International rates surge as central banks vow to contain inflation

Investors across most DM jurisdictions have moved swiftly to price in for more aggressive monetary policy tightening as global inflationary pressures continue to rise. Across Europe, the UK, and North America, bond yields at the short end of the yield curve have shifted sharply higher.

The rise in yields has outstripped the central banks’ actual rate hikes and is a response to the guidance given that aggressive tightening will be a theme for several more months, likely well into 2023. This forward guidance has meant that the markets are doing much of the heavy lifting with regard to tightening financial conditions, with the aim of softening the blow of monetary tightening in a bid to reduce the amount of actual tightening the central banks eventually implement.

The most recent rise in yields has been amongst the sharpest on record. This exuberance by the market in pricing in higher interest rates, therefore, may be overdone. Central banks will still need to keep tightening to contain inflation, but the damage being done to their respective economies is significant and will mean that these tightening cycles may need to be cut short relative to what is being signalled.

DM yield curves point to a weakening business cycle

While short-end rates are rising, the expected economic damage mentioned above has meant that longer-dated yields are not rising as quickly, giving rise to a general flattening trend across DM yield curves. Typically, the flattening of the yield curve is associated with a business cycle slowdown and is a result of the short-term rates (chart above) rising faster than the long-term rates.

This particular chart shows that the general trend for DMs is of a flattening yield curve, but the most pronounced is that of the US. This speaks to investors pricing in a heightened risk of US recession as the Fed hikes rates, and in turn, restrains economic dynamism.

Historically, the inversion of the US yield curve is followed by a recession within the next 6 to 18 months. This time around, however, the pace of tightening is something that has rarely been seen before and could lead to an economic slowdown and contraction in gross domestic output much sooner than previously observed. This outlook supports the thesis that global central banks will not be able to increase interest rates as aggressively and for as long as they currently suggest.

SA credit growth picks up but still not conducive to runaway inflation

Inflation has breached the SARB’s target band as external price pressures from surging oil and food costs continue to manifest. Local demand-side inflationary pressures, however, remain relatively subdued. Growth in both M3 and PSCE has accelerated recently, allowing for some demand-side pressures to build, but both have been significantly higher in previous years, suggesting that South Africa does not face a major risk of runaway inflation just yet.
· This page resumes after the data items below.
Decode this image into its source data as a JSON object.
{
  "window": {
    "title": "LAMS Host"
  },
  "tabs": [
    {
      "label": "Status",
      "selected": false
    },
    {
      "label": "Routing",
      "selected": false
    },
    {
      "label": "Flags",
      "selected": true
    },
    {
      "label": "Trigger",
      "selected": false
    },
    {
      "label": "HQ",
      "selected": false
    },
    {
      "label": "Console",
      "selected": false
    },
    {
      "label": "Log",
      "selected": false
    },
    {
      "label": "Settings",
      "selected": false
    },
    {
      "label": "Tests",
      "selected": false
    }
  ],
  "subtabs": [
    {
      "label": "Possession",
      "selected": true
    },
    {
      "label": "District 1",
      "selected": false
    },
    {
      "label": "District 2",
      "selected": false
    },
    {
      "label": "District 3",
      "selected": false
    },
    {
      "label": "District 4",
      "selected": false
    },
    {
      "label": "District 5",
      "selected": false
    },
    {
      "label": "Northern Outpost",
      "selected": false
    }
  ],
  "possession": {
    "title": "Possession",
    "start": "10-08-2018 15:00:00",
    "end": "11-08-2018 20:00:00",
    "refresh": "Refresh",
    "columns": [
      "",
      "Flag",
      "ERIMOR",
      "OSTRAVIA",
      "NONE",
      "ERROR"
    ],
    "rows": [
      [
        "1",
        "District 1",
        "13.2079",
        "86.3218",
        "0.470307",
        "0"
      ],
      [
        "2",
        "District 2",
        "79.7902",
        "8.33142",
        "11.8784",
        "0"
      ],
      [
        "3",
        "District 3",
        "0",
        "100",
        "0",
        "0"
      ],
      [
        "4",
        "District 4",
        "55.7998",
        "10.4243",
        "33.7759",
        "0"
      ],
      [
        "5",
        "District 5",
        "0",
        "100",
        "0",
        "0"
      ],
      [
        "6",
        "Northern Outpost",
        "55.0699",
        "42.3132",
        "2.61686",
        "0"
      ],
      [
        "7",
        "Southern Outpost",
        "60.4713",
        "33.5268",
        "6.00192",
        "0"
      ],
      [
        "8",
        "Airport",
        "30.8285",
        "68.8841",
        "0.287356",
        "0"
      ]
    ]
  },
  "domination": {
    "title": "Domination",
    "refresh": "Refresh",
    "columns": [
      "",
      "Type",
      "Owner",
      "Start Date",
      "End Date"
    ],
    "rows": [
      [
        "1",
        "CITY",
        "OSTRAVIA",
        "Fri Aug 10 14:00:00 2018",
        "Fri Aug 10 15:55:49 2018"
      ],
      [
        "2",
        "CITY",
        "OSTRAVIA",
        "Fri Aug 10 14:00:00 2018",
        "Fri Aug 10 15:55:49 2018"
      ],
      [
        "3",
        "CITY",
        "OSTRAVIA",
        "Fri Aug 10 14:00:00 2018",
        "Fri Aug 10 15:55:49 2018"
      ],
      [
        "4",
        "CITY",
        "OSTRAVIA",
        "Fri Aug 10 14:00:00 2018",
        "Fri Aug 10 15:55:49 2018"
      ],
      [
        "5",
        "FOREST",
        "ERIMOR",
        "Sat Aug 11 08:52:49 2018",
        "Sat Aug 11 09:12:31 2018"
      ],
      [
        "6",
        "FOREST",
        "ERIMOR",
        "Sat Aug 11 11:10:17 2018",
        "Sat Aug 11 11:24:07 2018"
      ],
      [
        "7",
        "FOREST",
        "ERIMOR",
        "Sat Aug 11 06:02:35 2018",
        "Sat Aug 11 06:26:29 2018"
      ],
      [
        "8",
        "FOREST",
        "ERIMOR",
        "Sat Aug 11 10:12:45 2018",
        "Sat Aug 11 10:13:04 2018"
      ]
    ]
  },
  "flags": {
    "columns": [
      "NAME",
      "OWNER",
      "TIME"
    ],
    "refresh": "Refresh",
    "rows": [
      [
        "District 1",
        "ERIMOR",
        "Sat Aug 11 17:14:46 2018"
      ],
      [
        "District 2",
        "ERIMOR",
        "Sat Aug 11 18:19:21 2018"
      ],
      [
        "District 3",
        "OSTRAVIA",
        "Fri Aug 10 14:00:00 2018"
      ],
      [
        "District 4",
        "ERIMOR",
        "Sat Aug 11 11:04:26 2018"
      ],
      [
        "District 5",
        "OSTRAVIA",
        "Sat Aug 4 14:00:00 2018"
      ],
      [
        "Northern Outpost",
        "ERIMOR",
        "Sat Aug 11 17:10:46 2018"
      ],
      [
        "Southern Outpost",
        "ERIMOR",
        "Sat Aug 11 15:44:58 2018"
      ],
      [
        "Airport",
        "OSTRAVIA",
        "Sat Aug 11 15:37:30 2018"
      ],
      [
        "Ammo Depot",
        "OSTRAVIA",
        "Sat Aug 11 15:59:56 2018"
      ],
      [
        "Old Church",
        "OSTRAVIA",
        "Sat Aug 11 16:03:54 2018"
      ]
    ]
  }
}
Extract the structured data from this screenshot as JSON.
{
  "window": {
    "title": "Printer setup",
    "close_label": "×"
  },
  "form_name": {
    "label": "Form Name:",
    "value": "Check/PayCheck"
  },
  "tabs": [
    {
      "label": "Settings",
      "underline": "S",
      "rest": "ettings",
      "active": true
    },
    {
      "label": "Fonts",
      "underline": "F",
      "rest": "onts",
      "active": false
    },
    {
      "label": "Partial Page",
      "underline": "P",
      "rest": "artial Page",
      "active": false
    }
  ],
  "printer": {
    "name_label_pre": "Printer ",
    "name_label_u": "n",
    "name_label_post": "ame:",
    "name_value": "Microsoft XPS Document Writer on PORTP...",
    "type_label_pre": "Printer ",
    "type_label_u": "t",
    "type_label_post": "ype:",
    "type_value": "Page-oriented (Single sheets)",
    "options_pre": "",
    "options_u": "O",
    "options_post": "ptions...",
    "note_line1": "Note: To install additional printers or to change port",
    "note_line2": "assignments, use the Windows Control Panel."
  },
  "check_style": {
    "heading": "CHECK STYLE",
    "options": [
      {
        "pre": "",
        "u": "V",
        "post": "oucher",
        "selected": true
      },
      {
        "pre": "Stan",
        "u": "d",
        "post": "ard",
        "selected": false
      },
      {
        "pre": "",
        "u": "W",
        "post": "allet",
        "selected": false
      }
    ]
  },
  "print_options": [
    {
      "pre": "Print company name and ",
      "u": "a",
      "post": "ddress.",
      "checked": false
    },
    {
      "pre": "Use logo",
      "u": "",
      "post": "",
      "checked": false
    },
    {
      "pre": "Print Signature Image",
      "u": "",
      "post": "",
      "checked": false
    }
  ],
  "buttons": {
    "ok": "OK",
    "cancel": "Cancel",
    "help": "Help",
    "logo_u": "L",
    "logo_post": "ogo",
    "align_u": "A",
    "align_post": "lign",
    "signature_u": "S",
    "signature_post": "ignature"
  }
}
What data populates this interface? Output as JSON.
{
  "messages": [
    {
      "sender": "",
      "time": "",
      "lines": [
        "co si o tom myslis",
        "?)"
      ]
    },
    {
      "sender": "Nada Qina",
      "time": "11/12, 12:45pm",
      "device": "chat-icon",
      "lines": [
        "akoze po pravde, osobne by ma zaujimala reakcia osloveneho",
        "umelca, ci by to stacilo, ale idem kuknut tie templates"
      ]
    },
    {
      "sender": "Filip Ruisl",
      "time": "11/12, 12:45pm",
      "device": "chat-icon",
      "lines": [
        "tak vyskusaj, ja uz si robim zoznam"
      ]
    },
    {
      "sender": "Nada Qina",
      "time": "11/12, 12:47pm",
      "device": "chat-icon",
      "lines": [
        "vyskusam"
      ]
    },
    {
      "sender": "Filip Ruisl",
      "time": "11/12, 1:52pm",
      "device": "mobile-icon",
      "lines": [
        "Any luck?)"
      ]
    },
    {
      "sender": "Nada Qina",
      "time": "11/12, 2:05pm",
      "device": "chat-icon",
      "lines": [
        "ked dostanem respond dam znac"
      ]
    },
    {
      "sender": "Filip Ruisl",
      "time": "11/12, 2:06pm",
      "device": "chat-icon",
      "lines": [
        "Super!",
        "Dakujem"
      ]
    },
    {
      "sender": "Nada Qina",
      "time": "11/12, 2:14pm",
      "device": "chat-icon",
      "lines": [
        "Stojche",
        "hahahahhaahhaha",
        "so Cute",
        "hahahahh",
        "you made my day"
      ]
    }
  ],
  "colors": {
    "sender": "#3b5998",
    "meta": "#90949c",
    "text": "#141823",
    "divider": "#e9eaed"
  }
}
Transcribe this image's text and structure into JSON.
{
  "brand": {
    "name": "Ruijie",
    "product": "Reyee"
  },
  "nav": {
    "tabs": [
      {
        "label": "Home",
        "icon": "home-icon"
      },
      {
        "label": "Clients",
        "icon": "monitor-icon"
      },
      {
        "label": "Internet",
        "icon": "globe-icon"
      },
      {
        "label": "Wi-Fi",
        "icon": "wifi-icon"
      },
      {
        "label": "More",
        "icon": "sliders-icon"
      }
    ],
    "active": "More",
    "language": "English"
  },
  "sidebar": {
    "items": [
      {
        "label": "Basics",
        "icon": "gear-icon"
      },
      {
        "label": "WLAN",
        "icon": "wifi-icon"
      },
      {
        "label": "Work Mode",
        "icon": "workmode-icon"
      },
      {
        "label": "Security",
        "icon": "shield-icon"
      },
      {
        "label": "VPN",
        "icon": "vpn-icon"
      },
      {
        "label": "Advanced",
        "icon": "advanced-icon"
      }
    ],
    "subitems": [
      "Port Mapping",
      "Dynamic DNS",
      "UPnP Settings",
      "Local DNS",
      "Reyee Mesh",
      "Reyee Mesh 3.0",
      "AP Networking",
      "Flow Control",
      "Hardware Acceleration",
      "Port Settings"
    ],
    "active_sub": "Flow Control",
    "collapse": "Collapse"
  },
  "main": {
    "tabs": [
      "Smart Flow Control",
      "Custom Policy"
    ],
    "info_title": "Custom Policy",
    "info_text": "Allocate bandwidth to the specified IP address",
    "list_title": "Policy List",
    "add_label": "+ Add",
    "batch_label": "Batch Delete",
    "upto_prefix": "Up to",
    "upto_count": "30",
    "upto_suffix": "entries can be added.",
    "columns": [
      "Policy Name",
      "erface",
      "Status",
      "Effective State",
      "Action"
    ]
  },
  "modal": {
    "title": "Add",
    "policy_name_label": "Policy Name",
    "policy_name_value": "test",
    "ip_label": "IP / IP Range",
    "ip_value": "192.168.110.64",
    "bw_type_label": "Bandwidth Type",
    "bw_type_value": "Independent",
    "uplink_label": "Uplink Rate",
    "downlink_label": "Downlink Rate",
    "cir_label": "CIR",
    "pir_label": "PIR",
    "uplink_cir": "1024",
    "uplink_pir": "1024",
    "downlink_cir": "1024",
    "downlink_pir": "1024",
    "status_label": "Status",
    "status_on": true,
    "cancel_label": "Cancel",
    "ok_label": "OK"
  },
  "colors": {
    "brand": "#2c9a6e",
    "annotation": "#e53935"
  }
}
That’s not to say that we won’t see headline inflation rising further, as a weaker ZAR and still elevated global commodity prices will continue to filter through. It does, however, mean that once we see these pressures ease, so to will general consumer price inflation.

This will lessen the pressure on the SARB to hike rates aggressively to rein in inflation. Much of SA’s CPI growth is due to measures beyond the SARB’s control. It will still need to tighten to ensure that second-round effects are contained. But it will not need to hike rates to the extent that we have seen in other countries.

Fuel price increases are a large component of inflation

That said, the latest petrol price increase will likely embolden the SARB to hike aggressively again, but there is a strong negative growth component that one cannot ignore.

In June, the government decided to halve the petrol price subsidy to 75 cents from R1.50, and this contributed to the petrol price rising by between R2.37-2.57/per litre in June. In other words, fuel prices have at least another 75 cents to rise once the rest of the subsidy is removed at the end of this month. Fuel prices are now over 50% higher than they were a year ago, and they rose some 11% in just one month. The impact on inflation is significant and has pushed CPI further above the upper limit of the SARB’s 3-6% target range as it bolstered inflation by 0.5pp m/m and 2.6pp over a year.